The total potential revenue is $100,000 in the 1st year and it rises by 4% per year thereafter. The vacancy loss is 8%. The operating expenses are $40,000 in the first year and rise 3% per year thereafter.


The mortgage will be made at a 75% LTV. The annual interest rate is 7.0%. with 30-year amortization.

The purchase price is $500,000. The property will be sold at the end of the 3rd year at a 9.0% terminal capitalization rate. Sale expense will be 3%.
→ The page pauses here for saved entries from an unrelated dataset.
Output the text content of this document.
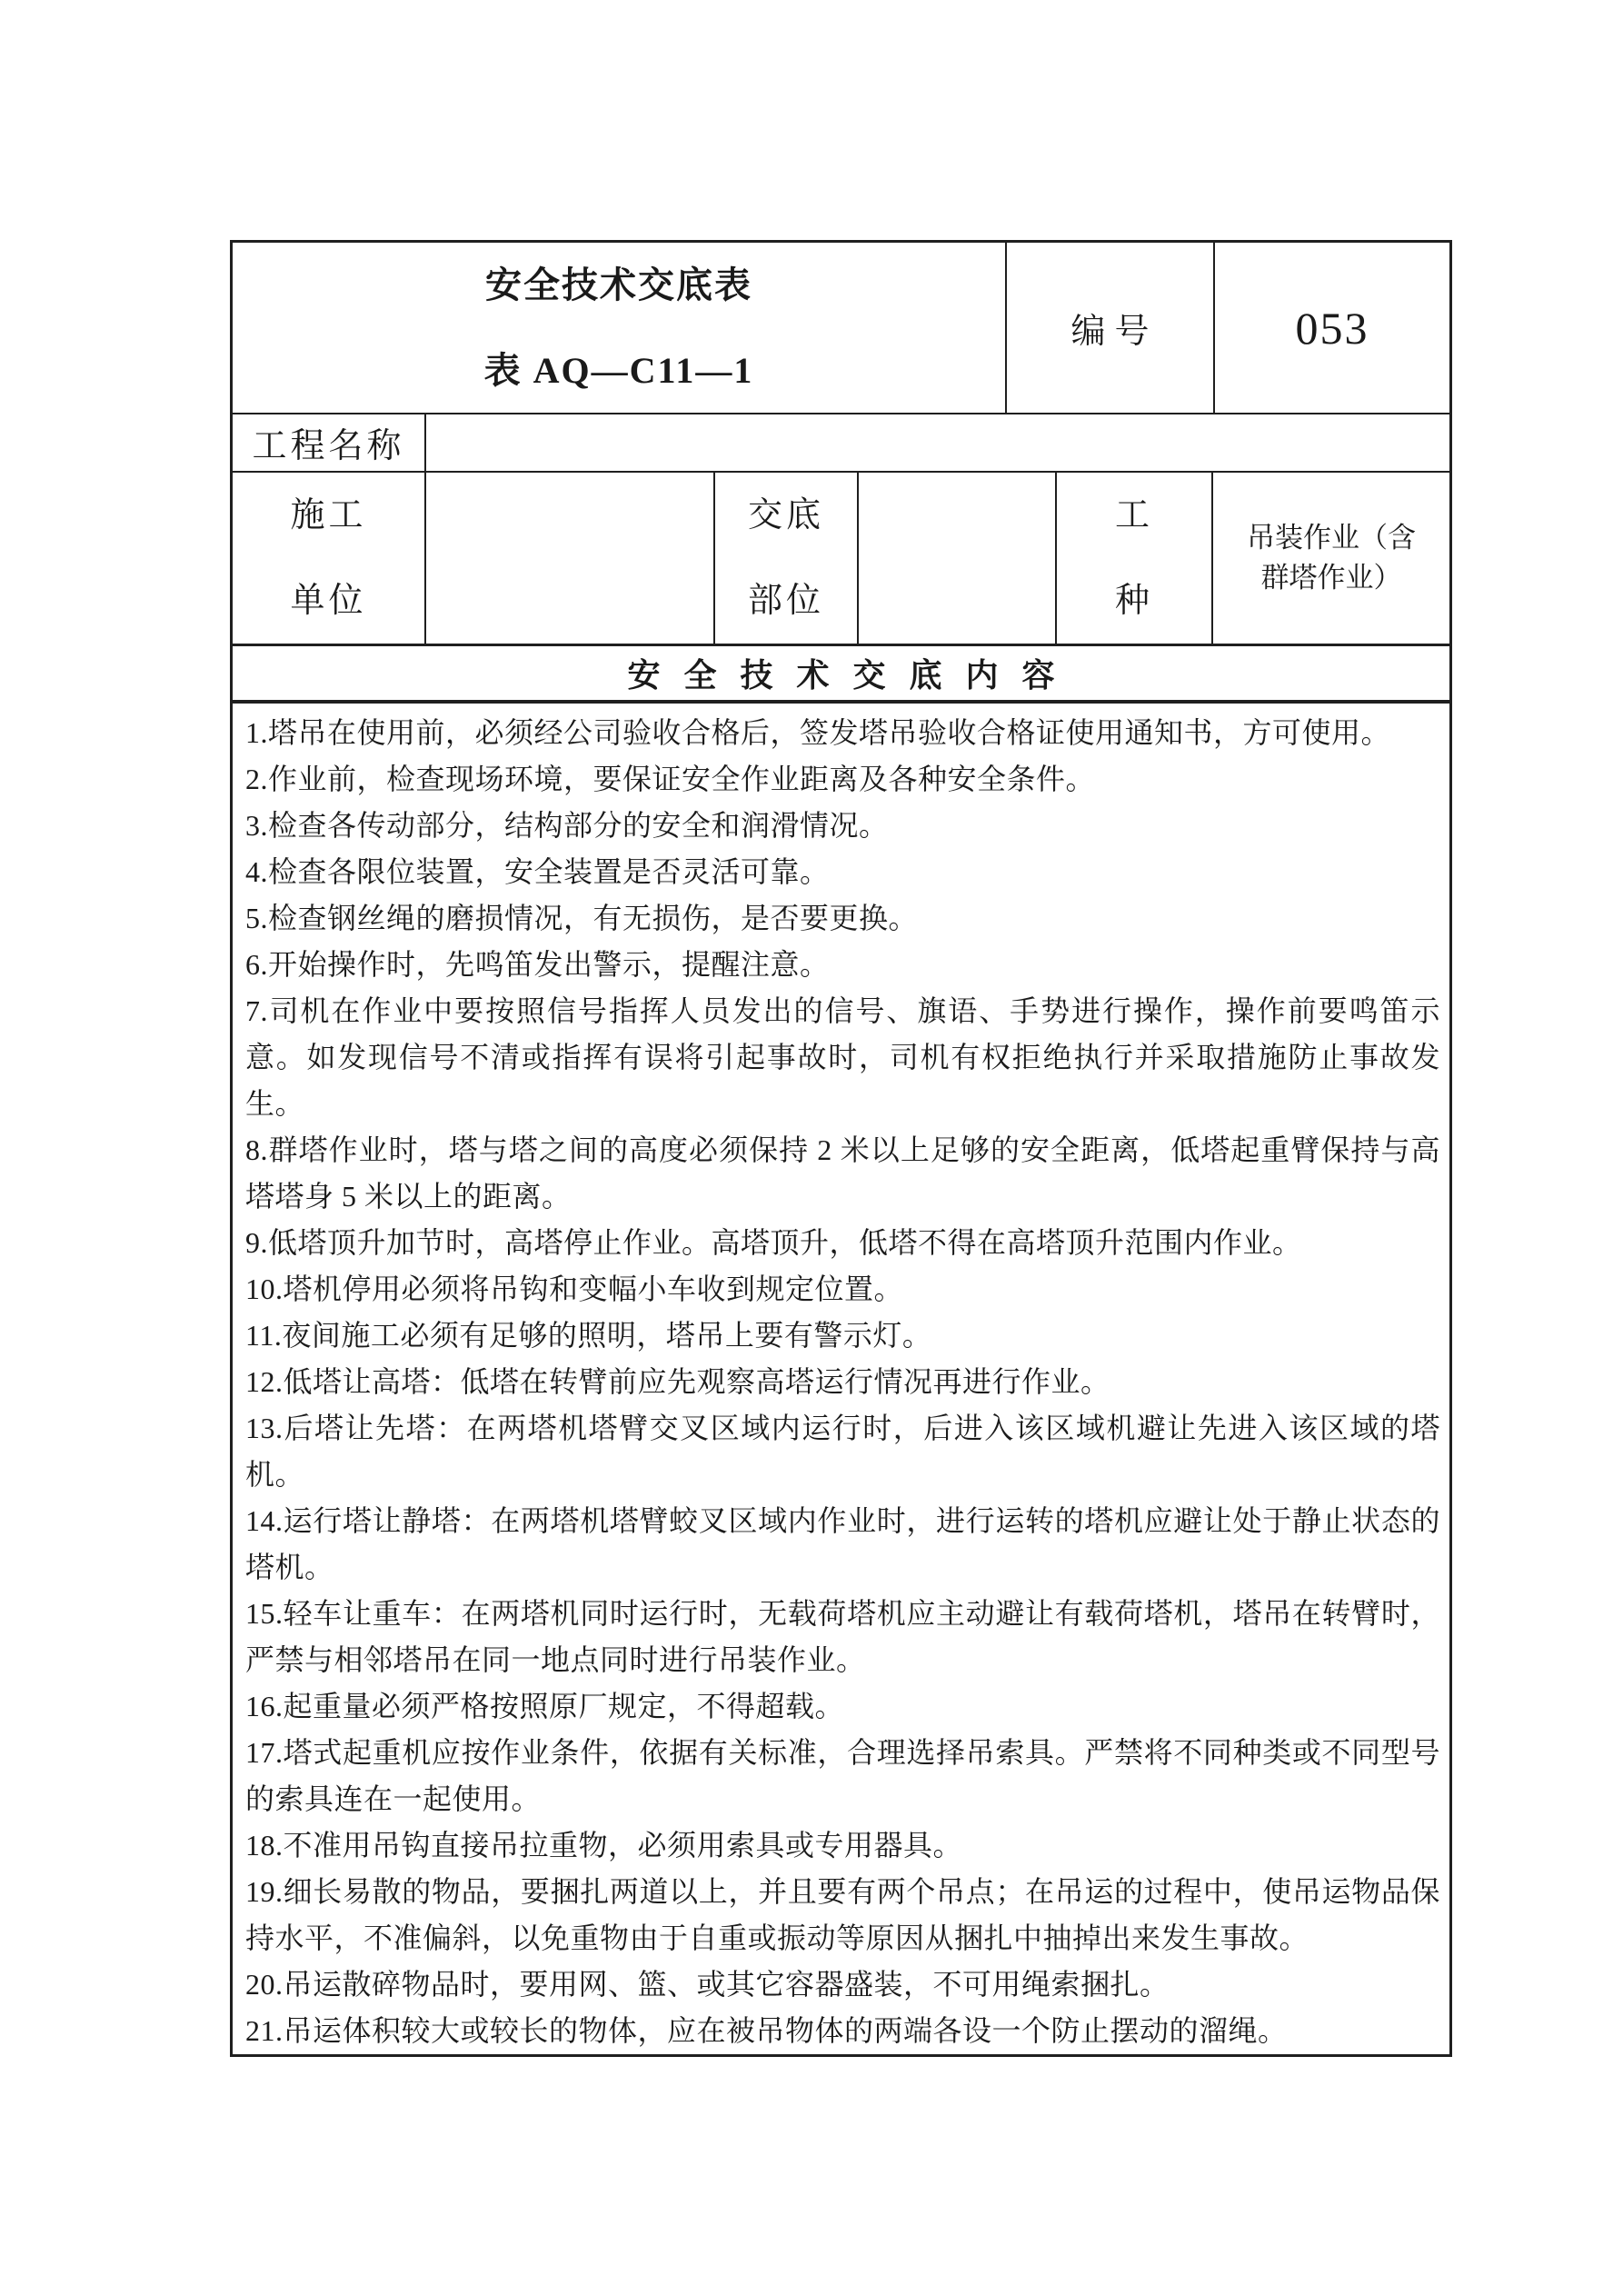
安全技术交底表
表 AQ—C11—1
编号	053
工程名称
施工
单位
交底
部位
工
种
吊装作业（含群塔作业）
安全技术交底内容

1.塔吊在使用前，必须经公司验收合格后，签发塔吊验收合格证使用通知书，方可使用。

2.作业前，检查现场环境，要保证安全作业距离及各种安全条件。

3.检查各传动部分，结构部分的安全和润滑情况。

4.检查各限位装置，安全装置是否灵活可靠。

5.检查钢丝绳的磨损情况，有无损伤，是否要更换。

6.开始操作时，先鸣笛发出警示，提醒注意。

7.司机在作业中要按照信号指挥人员发出的信号、旗语、手势进行操作，操作前要鸣笛示意。如发现信号不清或指挥有误将引起事故时，司机有权拒绝执行并采取措施防止事故发生。

8.群塔作业时，塔与塔之间的高度必须保持 2 米以上足够的安全距离，低塔起重臂保持与高塔塔身 5 米以上的距离。

9.低塔顶升加节时，高塔停止作业。高塔顶升，低塔不得在高塔顶升范围内作业。

10.塔机停用必须将吊钩和变幅小车收到规定位置。

11.夜间施工必须有足够的照明，塔吊上要有警示灯。

12.低塔让高塔：低塔在转臂前应先观察高塔运行情况再进行作业。

13.后塔让先塔：在两塔机塔臂交叉区域内运行时，后进入该区域机避让先进入该区域的塔机。

14.运行塔让静塔：在两塔机塔臂蛟叉区域内作业时，进行运转的塔机应避让处于静止状态的塔机。

15.轻车让重车：在两塔机同时运行时，无载荷塔机应主动避让有载荷塔机，塔吊在转臂时，严禁与相邻塔吊在同一地点同时进行吊装作业。

16.起重量必须严格按照原厂规定，不得超载。

17.塔式起重机应按作业条件，依据有关标准，合理选择吊索具。严禁将不同种类或不同型号的索具连在一起使用。

18.不准用吊钩直接吊拉重物，必须用索具或专用器具。

19.细长易散的物品，要捆扎两道以上，并且要有两个吊点；在吊运的过程中，使吊运物品保持水平，不准偏斜，以免重物由于自重或振动等原因从捆扎中抽掉出来发生事故。

20.吊运散碎物品时，要用网、篮、或其它容器盛装，不可用绳索捆扎。

21.吊运体积较大或较长的物体，应在被吊物体的两端各设一个防止摆动的溜绳。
There are two partners, a sponsor and an investor. The sponsor is putting in 10% of the required equity and the investor is putting in 90% of the required equity. The cash flow from operations and sale will be split as follows: Both parties will receive a 7% preferred return on the capital that is invested and all additional cash flow will be split 30% to the sponsor/70% to the investor

 

PART I

What is the net operating income for years 1, 2, and 3? Provide values for each year.

 

What is the going-in Capitalization Rate?

 

 Indicate values for the following metrics from both unleveraged and levered perspective:

 

Annualized IRR

Equity Multiple


PART II 

A.What is the cash flow available after debt service for the three years that the investor ownsthe property? Provide values for each year.

 

B.How much interest is paid in year 1? How much principal is paid in year 1?

 

C.What is the outstanding balance on the mortgage when the property is sold?

 

D.What is the leveraged NPV of this investment (years 0, 1, 2, and 3) at a discount rate of10%?

 

PART III 

Assume that all partnership calculations are on an "after leverage" basis. 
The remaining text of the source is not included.